JAKARTA (TheInsiderStories) – Moody’s Investors Service says that regulatory and economic developments in Indonesia (Baa2 stable) and China (A1 stable) will weigh on the earnings of Indonesian coal miners in 2019, while carbon transition poses a long-term risk to the credit quality of coal miners.
“Indonesian thermal coal sector is subject to regulatory, including the extension of certain mining licenses and a price cap on thermal coal sales to domestic utilities, which we expect will weigh on the credit quality of our rated thermal coal producers,” says Maisam Hasnain, a Moody’s Analyst in the latest report.
He continued, there is no clear guidance from the government on the extension of Coal Contract of Work mining licenses for miners such as PT Bumi Resources Tbk (B3 negative). Also, a price cap for thermal coal sales to domestic utilities will constrain miners’ earnings.
In addition, tightening environmental policies and slower economic growth in China will reduce that country’s overall demand for thermal coal, further weakening coal prices and the Indonesian coal producers’ earnings,”
“China is the largest importer of thermal coal globally. Lower Chinese thermal coal imports will weaken coal prices and hurt Indonesian coal producers’ earnings,” adds Hasnain.

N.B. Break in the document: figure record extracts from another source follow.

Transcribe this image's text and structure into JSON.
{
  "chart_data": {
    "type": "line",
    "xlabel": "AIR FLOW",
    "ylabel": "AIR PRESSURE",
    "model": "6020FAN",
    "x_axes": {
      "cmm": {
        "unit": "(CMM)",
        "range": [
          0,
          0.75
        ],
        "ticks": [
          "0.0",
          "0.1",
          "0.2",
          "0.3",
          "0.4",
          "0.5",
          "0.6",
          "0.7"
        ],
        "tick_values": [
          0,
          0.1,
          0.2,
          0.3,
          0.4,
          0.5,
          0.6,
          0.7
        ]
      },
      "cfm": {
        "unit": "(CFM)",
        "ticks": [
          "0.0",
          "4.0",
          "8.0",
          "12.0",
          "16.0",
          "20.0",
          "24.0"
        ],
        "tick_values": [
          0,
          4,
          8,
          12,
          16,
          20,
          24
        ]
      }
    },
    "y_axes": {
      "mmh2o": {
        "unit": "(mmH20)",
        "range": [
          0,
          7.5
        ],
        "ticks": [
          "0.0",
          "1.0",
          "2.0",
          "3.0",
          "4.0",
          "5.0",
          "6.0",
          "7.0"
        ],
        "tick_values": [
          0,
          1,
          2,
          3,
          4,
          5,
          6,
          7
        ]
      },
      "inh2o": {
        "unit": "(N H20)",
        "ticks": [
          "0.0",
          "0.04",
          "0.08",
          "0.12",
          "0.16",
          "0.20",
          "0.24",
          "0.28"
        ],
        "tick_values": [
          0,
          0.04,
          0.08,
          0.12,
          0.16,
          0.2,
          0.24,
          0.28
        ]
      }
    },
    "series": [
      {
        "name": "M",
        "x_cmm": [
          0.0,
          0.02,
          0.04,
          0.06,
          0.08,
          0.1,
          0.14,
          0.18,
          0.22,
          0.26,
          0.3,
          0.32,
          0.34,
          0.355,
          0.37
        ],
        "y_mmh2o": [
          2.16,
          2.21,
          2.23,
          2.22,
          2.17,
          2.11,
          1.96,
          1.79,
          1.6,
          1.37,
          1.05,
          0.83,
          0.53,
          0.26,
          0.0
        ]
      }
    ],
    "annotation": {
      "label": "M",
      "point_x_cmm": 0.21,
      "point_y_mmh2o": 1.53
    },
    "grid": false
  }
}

Among its rated portfolio, Moody’s expects PT Bayan Resources Tbk (Ba3 stable) and PT Bukit Asam, a subsidiary of Indonesia PT Asahan Aluminium (Baa2 stable), to be well positioned to maintain their credit profiles amid these challenges, while PT ABM Investama Tbk (Ba3 negative) and PT Geo Energy Resources Limited ‘s (B2 negative) credit quality may weaken.
Finally, the continued long-term slowdown in coal demand in Asia also has the potential to weaken the credit quality of Indonesian coal miners.
Moody’s expects pricing pressure on thermal coal to persist due to the global transition toward renewables and away from coal power.
“However, if coal demand falls more quickly than in our baseline scenario, credit risk for Indonesian coal producers will rise materially,” adds Hasnain.
Funding options for Indonesian coal companies will also decline as investors and banks are under growing pressure to decarbonize their portfolios.